When I was a junior in high
school, I concluded that the purpose of the English curriculum was to make us
all despondent and suicidal, the reading list including such cheerful works as
Camus’s The Stranger and Flaubert’s Madame Bovary. For bonus points, in French that year I read Sartre’s Huis Clos (that’s No Exit for you non-French-taking folks) and a few other choice
pieces of literature about doom, gloom, and sometimes murder. I was reminded of this general French
tendency to despair in reading Jacques Ellul’s book, The Technological Society and have come to the conclusion that many
French writers’ books should come with a pack of Gauloises and as much red wine
as necessary to dull the pain.
Not that the book was not worth
reading.

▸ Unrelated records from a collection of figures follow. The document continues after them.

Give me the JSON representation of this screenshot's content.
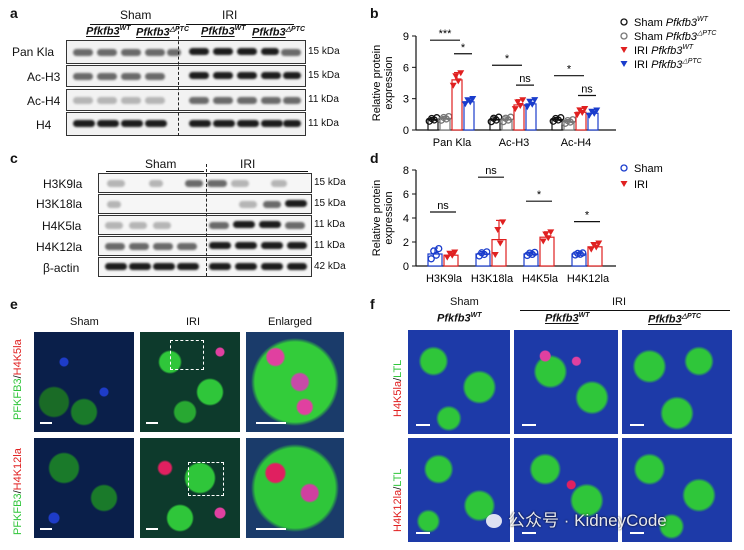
{
  "panels": {
    "a": "a",
    "b": "b",
    "c": "c",
    "d": "d",
    "e": "e",
    "f": "f"
  },
  "blot_a": {
    "groups": [
      "Sham",
      "IRI"
    ],
    "genotypes": [
      "Pfkfb3",
      "WT",
      "Pfkfb3",
      "△PTC",
      "Pfkfb3",
      "WT",
      "Pfkfb3",
      "△PTC"
    ],
    "rows": [
      {
        "label": "Pan Kla",
        "kda": "15 kDa"
      },
      {
        "label": "Ac-H3",
        "kda": "15 kDa"
      },
      {
        "label": "Ac-H4",
        "kda": "11 kDa"
      },
      {
        "label": "H4",
        "kda": "11 kDa"
      }
    ]
  },
  "blot_c": {
    "groups": [
      "Sham",
      "IRI"
    ],
    "rows": [
      {
        "label": "H3K9la",
        "kda": "15 kDa"
      },
      {
        "label": "H3K18la",
        "kda": "15 kDa"
      },
      {
        "label": "H4K5la",
        "kda": "11 kDa"
      },
      {
        "label": "H4K12la",
        "kda": "11 kDa"
      },
      {
        "label": "β-actin",
        "kda": "42 kDa"
      }
    ]
  },
  "chart_data": [
    {
      "panel": "b",
      "type": "bar",
      "ylabel": "Relative protein expression",
      "ylim": [
        0,
        9
      ],
      "yticks": [
        0,
        3,
        6,
        9
      ],
      "categories": [
        "Pan Kla",
        "Ac-H3",
        "Ac-H4"
      ],
      "legend": [
        {
          "prefix": "Sham",
          "gene": "Pfkfb3",
          "sup": "WT",
          "color": "#111111",
          "marker": "circle"
        },
        {
          "prefix": "Sham",
          "gene": "Pfkfb3",
          "sup": "△PTC",
          "color": "#777777",
          "marker": "circle"
        },
        {
          "prefix": "IRI",
          "gene": "Pfkfb3",
          "sup": "WT",
          "color": "#e02020",
          "marker": "triangle-down"
        },
        {
          "prefix": "IRI",
          "gene": "Pfkfb3",
          "sup": "△PTC",
          "color": "#1a3ccc",
          "marker": "triangle-down"
        }
      ],
      "series": [
        {
          "values": [
            1.0,
            1.0,
            1.0
          ],
          "err": [
            0.2,
            0.25,
            0.2
          ]
        },
        {
          "values": [
            1.1,
            1.0,
            0.8
          ],
          "err": [
            0.2,
            0.25,
            0.2
          ]
        },
        {
          "values": [
            4.8,
            2.4,
            1.7
          ],
          "err": [
            0.7,
            0.5,
            0.35
          ]
        },
        {
          "values": [
            2.7,
            2.5,
            1.6
          ],
          "err": [
            0.3,
            0.4,
            0.3
          ]
        }
      ],
      "annotations": [
        {
          "text": "***",
          "group": 0,
          "from": 0,
          "to": 2,
          "y": 8.6
        },
        {
          "text": "*",
          "group": 0,
          "from": 2,
          "to": 3,
          "y": 7.3
        },
        {
          "text": "*",
          "group": 1,
          "from": 0,
          "to": 2,
          "y": 6.2
        },
        {
          "text": "ns",
          "group": 1,
          "from": 2,
          "to": 3,
          "y": 4.3
        },
        {
          "text": "*",
          "group": 2,
          "from": 0,
          "to": 2,
          "y": 5.2
        },
        {
          "text": "ns",
          "group": 2,
          "from": 2,
          "to": 3,
          "y": 3.3
        }
      ]
    },
    {
      "panel": "d",
      "type": "bar",
      "ylabel": "Relative protein expression",
      "ylim": [
        0,
        8
      ],
      "yticks": [
        0,
        2,
        4,
        6,
        8
      ],
      "categories": [
        "H3K9la",
        "H3K18la",
        "H4K5la",
        "H4K12la"
      ],
      "legend": [
        {
          "name": "Sham",
          "color": "#1a3ccc",
          "marker": "circle"
        },
        {
          "name": "IRI",
          "color": "#e02020",
          "marker": "triangle-down"
        }
      ],
      "series": [
        {
          "name": "Sham",
          "values": [
            1.0,
            1.0,
            1.0,
            1.0
          ],
          "err": [
            0.5,
            0.2,
            0.15,
            0.1
          ]
        },
        {
          "name": "IRI",
          "values": [
            0.9,
            2.2,
            2.4,
            1.6
          ],
          "err": [
            0.25,
            1.6,
            0.45,
            0.3
          ]
        }
      ],
      "annotations": [
        {
          "text": "ns",
          "group": 0,
          "y": 4.5
        },
        {
          "text": "ns",
          "group": 1,
          "y": 7.4
        },
        {
          "text": "*",
          "group": 2,
          "y": 5.4
        },
        {
          "text": "*",
          "group": 3,
          "y": 3.7
        }
      ]
    }
  ],
  "panel_e": {
    "columns": [
      "Sham",
      "IRI",
      "Enlarged"
    ],
    "row_labels": [
      {
        "green": "PFKFB3",
        "sep": "/",
        "red": "H4K5la"
      },
      {
        "green": "PFKFB3",
        "sep": "/",
        "red": "H4K12la"
      }
    ]
  },
  "panel_f": {
    "groups": [
      "Sham",
      "IRI"
    ],
    "genotypes": [
      {
        "gene": "Pfkfb3",
        "sup": "WT"
      },
      {
        "gene": "Pfkfb3",
        "sup": "WT"
      },
      {
        "gene": "Pfkfb3",
        "sup": "△PTC"
      }
    ],
    "row_labels": [
      {
        "red": "H4K5la",
        "sep": "/",
        "green": "LTL"
      },
      {
        "red": "H4K12la",
        "sep": "/",
        "green": "LTL"
      }
    ]
  },
  "watermark": {
    "text": "公众号 · KidneyCode",
    "icon": "wechat-icon"
  },
  "colors": {
    "black": "#111111",
    "grey": "#777777",
    "red": "#e02020",
    "blue": "#1a3ccc",
    "green": "#2fc63a",
    "magenta": "#e040a0",
    "dapi": "#1e3cc8"
  }
}
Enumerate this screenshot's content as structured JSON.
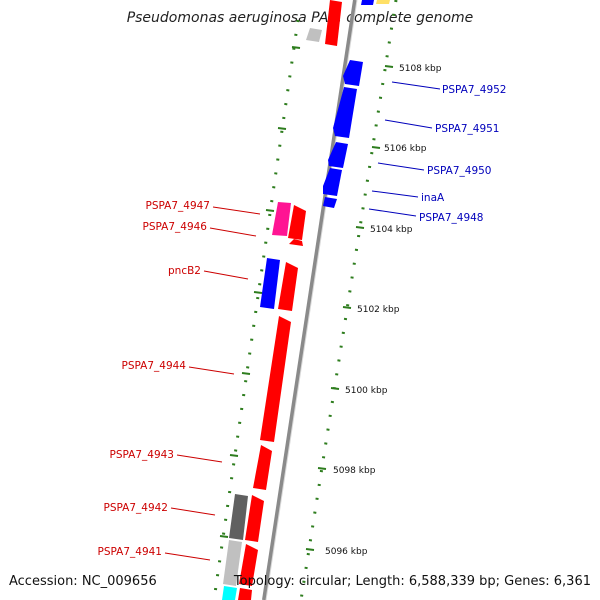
{
  "title": "Pseudomonas aeruginosa PA7, complete genome",
  "footer": {
    "accession": "Accession: NC_009656",
    "stats": "Topology: circular; Length: 6,588,339 bp; Genes: 6,361"
  },
  "colors": {
    "forward_gene": "#ff0000",
    "reverse_gene": "#0000ff",
    "pink_gene": "#ff1493",
    "dark_gray_gene": "#606060",
    "light_gray_gene": "#c0c0c0",
    "cyan_gene": "#00ffff",
    "yellow_gene": "#ffe066",
    "forward_label": "#cc0000",
    "reverse_label": "#0000bb",
    "tick_mark": "#2e7d1e",
    "backbone": "#888888"
  },
  "ticks": [
    {
      "label": "5108 kbp"
    },
    {
      "label": "5106 kbp"
    },
    {
      "label": "5104 kbp"
    },
    {
      "label": "5102 kbp"
    },
    {
      "label": "5100 kbp"
    },
    {
      "label": "5098 kbp"
    },
    {
      "label": "5096 kbp"
    }
  ],
  "gene_labels": [
    {
      "name": "PSPA7_4952",
      "strand": "reverse"
    },
    {
      "name": "PSPA7_4951",
      "strand": "reverse"
    },
    {
      "name": "PSPA7_4950",
      "strand": "reverse"
    },
    {
      "name": "inaA",
      "strand": "reverse"
    },
    {
      "name": "PSPA7_4948",
      "strand": "reverse"
    },
    {
      "name": "PSPA7_4947",
      "strand": "forward"
    },
    {
      "name": "PSPA7_4946",
      "strand": "forward"
    },
    {
      "name": "pncB2",
      "strand": "forward"
    },
    {
      "name": "PSPA7_4944",
      "strand": "forward"
    },
    {
      "name": "PSPA7_4943",
      "strand": "forward"
    },
    {
      "name": "PSPA7_4942",
      "strand": "forward"
    },
    {
      "name": "PSPA7_4941",
      "strand": "forward"
    }
  ]
}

Despite the fact that it
was written in 1964, it has a lot of relevance to our current situation as
creatures in a society driven by technology. I can only imagine what Ellul would make of our Internet
age.
His central argument is that
technology (or technique, in his preferred usage) is the primary force in our
societies. It is no longer a tool
that humans use to improve conditions.
Instead, it shapes people and society according to its own particular
needs for maximum efficiency. He
contends that we are, essentially, helpless to combat this overwhelming force
because there is no longer any place where one can truly go off the grid.
That first part is fairly
convincing. He musters a lot of
good thinking and research to back up his contention that technology wins. I’m not so sure about the second part
where we can’t retake our souls from the machine. I would like to think that we are not without hope.